Even when you look at the quality of the underlying data itself, the Teranet numbers come out ahead of what the economists are working with. The National Bank’s Côté says he originally didn’t want to produce a housing index at all. If there had been a reliable source for Canadian housing data already, he says he would have likely just used that. But it turned out that the only comprehensive data for resale home prices in Canada came from CREA, the national organization supporting the real estate industry.
Unfortunately, the CREA numbers had problems. “There was a lot of cleaning on their data to be done,” he says. “Their data is actually physically inputted by real estate agents as they sell the houses.

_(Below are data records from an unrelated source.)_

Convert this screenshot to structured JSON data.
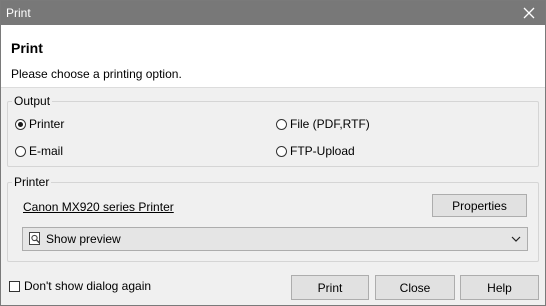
{
  "window": {
    "title": "Print"
  },
  "header": {
    "title": "Print",
    "subtitle": "Please choose a printing option."
  },
  "output": {
    "legend": "Output",
    "options": [
      {
        "label": "Printer",
        "selected": true
      },
      {
        "label": "File (PDF,RTF)",
        "selected": false
      },
      {
        "label": "E-mail",
        "selected": false
      },
      {
        "label": "FTP-Upload",
        "selected": false
      }
    ]
  },
  "printer": {
    "legend": "Printer",
    "name": "Canon MX920 series Printer",
    "properties_label": "Properties",
    "preview_select": {
      "value": "Show preview",
      "icon": "magnifier-page-icon"
    }
  },
  "footer": {
    "dont_show_label": "Don't show dialog again",
    "dont_show_checked": false,
    "print_label": "Print",
    "close_label": "Close",
    "help_label": "Help"
  }
}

And obviously, as a real estate agent, it’s in your best interest to show that prices are not falling too much because that’s how you make your living.” He was also nervous about the fact that CREA depends on the co-operation of real estate boards across the country to gather the data, and some weren’t thrilled about taking part.
So, he went with the Teranet data instead, and then he one-upped CREA, which did not respond to interview requests from Maclean’s, by adopting a more rigorous number-crunching methodology too. Like the Case Shiller index, the Teranet data tracks the resale prices of individual single-family houses in selected metropolitan areas, while CREA uses Canada’s Multiple Listing Service (MLS) to add up all the money spent on houses in a given area, then divides it by the number of houses sold. Côté says the real estate industry’s data can be misleading because cities that have a higher level of sales activity have a disproportionately large influence on the national average. In other words, if there’s more sales activity in Calgary than there is in Ottawa one month, then the higher prices in Calgary will tilt the numbers up, even though there are roughly the same number of homes in each city.
Beyond the quality of the data, Shiller says there’s another, more common-sense reason why you should trust the futures market over what the real estate economists tell you: the Teranet investors aren’t trying to sell you houses, and the real estate agents are. “The predictions from those guys are very biased,” he says. “They know that in a declining market, the volume of sales falls dramatically and real estate agents lose their jobs. So they don’t want to say anything that could be seen as contributing to a falling market. If their economist predicted a decline in the market—and then it happens—that’s deadly. The guy would have to watch out for his life.”
That’s part of the reason why David Lereah, the chief economist for the U.S. National Association of Realtors (NAR), kept pumping out the optimistic outlooks. He has since complained publicly about the pressure he was put under by his bosses at the NAR to toe the line. Now the U.S. is mired in the worst housing crash the country has ever seen, and Lereah has been discredited. He’s left his job at the NAR, lost millions in his own real estate portfolio, and he has been largely ostracized by his former colleagues.
We shouldn’t smugly assume that the same couldn’t happen here. One of Canada’s top economists, who spoke on condition of anonymity, says that he questions a lot of the numbers coming out of the real estate sector in Canada. “There’s clearly a lot of spin,” he says. Even the CMHC, which promotes home ownership and depends on home sales to sell mortgage insurance, has an interest in seeing the market prosper. “There is quite a lot of uncertainty regarding the market in general right now, and there are too few uninterested parties who are giving any sort of reasonable analysis on that outlook.”
That leaves just one question: if the Teranet futures market is right, and house prices are about to embark upon a long, slow decline followed by an anemic recovery, what will that mean for Canada? On the positive side, it will mean thousands of families who can’t currently afford houses may gradually see them fall within reach. But the negative fallout will be painful, long-lasting and will touch us all. It will mean more lawsuits against people like Riaz Kassam, who get trapped by tumbling prices. It will mean a huge drop in the wealth of millions of Canadians, as their biggest investment slowly sinks in value. It will mean consumers clamping down on their spending because they feel poorer, contributing to the general economic decline.
Shiller says it’s the inevitable end to a truly wild ride. “We’ve never before had this all-pervading belief that I can buy a house in any city and prices will just keep going up,” he says. “This cultural change helped to bring on the world’s largest housing bubble, and that outlook has invaded Canada, just as it has other countries.” It’s time to brace yourself, he says, because that bubble has popped. Over the coming years, houses will cease to be speculative investments, and will simply become places to live again. Shiller says it’s a necessary correction, but that doesn’t mean the process will be a pleasant one. “We may be in for a bad recession,” he says, “and we may not see the markets perform well for a long time.”